Mel Slater's Presence Blog

Thoughts about research and radical new applications of virtual reality - a place to write freely without the constraints of academic publishing,and have some fun.

20 November, 2015

The Presence of VR in the News

This is a response to the comment posted by Jon Angel on my blog post 'In the Presence of Freud'.


My view is that all news however presented is distortion. This ranges from the selection of WHAT to present, HOW to present it, WHO is presenting it etc.. While there may or may not be an underlying 'objectivity' - as soon as someone transforms those events into a medium that is different from the multi sensory, infinitely multi faceted events, there is distortion. This is not a negative statement but just inevitable - when you transform something from one media to another and the transformation is not 1-1, then there cannot be anything else but distortion.

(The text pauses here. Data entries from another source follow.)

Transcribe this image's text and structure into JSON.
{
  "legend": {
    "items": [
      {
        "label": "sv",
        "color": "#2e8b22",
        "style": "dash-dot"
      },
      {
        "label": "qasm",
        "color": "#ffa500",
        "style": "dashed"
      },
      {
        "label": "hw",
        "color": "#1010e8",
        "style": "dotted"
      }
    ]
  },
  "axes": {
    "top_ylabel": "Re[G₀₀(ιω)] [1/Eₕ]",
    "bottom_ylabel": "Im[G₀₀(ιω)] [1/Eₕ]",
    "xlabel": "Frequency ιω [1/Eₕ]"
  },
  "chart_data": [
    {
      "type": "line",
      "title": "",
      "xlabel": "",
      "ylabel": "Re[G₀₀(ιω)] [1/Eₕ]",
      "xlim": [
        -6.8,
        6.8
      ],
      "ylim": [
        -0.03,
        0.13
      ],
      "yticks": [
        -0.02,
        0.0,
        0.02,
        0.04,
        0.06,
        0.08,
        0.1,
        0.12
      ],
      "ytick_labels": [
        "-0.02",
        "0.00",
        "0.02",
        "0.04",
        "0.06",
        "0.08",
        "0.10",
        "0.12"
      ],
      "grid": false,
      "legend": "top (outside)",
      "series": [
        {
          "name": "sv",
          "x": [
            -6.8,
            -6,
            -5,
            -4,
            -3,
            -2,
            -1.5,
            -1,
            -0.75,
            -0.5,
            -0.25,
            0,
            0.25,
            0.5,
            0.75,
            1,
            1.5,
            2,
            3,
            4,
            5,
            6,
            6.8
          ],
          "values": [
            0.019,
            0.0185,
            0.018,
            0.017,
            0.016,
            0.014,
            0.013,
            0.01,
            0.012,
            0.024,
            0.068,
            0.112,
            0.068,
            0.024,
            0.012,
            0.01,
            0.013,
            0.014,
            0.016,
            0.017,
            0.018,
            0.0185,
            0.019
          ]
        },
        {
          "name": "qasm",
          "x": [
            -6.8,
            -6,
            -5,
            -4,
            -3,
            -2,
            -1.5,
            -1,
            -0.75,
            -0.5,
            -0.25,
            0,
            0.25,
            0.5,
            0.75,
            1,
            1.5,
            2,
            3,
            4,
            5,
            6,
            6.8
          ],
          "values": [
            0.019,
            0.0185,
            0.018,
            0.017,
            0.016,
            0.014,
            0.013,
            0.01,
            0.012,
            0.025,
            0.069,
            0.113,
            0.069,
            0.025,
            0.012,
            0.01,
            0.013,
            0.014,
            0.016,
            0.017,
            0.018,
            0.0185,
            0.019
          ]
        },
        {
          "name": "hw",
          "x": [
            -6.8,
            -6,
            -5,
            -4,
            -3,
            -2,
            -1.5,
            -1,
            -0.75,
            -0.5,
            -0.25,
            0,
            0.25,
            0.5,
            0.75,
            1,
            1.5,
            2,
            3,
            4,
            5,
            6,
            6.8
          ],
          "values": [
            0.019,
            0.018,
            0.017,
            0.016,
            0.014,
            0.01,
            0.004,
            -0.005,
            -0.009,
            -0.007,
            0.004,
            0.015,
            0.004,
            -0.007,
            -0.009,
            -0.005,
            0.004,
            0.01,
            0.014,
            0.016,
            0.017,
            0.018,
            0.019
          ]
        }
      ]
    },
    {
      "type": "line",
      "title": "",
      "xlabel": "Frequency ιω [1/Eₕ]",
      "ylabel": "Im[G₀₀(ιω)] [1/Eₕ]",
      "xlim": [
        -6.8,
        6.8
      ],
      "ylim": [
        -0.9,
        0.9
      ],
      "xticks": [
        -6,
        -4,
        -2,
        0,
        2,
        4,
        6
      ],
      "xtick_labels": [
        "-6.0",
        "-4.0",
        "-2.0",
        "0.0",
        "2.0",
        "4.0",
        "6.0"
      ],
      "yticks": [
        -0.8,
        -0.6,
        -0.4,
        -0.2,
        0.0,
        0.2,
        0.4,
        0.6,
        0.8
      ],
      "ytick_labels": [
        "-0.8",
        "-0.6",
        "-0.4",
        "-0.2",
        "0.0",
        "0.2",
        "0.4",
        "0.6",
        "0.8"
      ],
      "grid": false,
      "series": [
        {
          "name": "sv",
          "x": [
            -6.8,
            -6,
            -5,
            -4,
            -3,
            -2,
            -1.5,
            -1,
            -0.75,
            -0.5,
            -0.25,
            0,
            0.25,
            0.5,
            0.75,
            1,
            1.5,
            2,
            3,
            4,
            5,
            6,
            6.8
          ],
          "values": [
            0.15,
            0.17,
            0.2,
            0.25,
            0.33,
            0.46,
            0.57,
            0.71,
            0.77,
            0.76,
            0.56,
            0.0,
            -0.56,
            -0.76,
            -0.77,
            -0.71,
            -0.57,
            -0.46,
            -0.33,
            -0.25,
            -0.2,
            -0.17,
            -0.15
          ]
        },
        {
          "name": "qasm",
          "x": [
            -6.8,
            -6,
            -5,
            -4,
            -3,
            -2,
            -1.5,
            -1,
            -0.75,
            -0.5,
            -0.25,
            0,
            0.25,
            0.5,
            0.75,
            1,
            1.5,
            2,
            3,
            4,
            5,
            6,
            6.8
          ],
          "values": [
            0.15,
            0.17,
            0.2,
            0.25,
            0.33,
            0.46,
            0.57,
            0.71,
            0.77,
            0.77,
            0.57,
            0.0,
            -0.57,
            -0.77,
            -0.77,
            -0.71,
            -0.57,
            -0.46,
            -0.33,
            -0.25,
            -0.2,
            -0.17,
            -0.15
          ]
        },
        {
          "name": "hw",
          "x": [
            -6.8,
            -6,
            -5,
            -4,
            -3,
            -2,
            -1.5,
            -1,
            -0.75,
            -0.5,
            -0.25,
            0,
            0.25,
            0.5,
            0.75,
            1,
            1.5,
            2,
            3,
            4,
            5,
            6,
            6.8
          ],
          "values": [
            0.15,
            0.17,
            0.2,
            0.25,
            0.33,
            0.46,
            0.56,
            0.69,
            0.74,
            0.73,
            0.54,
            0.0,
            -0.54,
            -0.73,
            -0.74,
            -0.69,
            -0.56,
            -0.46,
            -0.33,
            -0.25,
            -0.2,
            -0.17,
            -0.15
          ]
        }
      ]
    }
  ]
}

What matters in terms of distortion is the political / economic stance of the people who present the news in relation to those who absorb it. I.e., WHAT is selected depends very much on the political stance of the news maker. How it is interpreted and received depends on the stance of the 'consumer'. Take any news story and see how it is presented in the Guardian and how it is presented on Fox news. Are these even reporting the same set of events?

So I do not see anything special with respect to VR on this issue. It is another medium. It has the exclusive property that it technologically puts the viewer into the action. Note that there is a fundamental change since the 'viewer' is no longer just a viewer but a participant. It is totally different to watch a masacre on tv or read about it in the newspaper than to be in it, all around you. This will give consumer-participants a different understanding of the news events. This understanding is neither superior nor inferior to any other presentation - it is just different, it has different qualities reflecting the fact that VR is a different media. 

Is showing the news on tv more biased or distorting than showing it in a newspaper? No - they are different and they have different qualities of experience associated with them.

So overall - I disagree with the point of the article that VR is something special regarding its 'distortion' capabilities. It can be used to deliver different information, which is neither more or less 'objective' than any other method. 

Finally it depends on the goal of the news presenter. If the goal is an analytical understanding of the events and putting them in some overall context then VR - by itself - might not be  a useful option. If it is to give people an experience of how it might have been to have 'been there' then probably it delivers more appropriate information than just a written story. However, even that is not certain, since people turn written stories into vivid imaginal experiences. These imaginal subjective experiences based on reading are not less 'objective' than watching it on tv or being in VR - basically we perceive what we expect to perceive.

So the only thing I would argue in the end is that VR is a different medium and can deliver quite different experiences.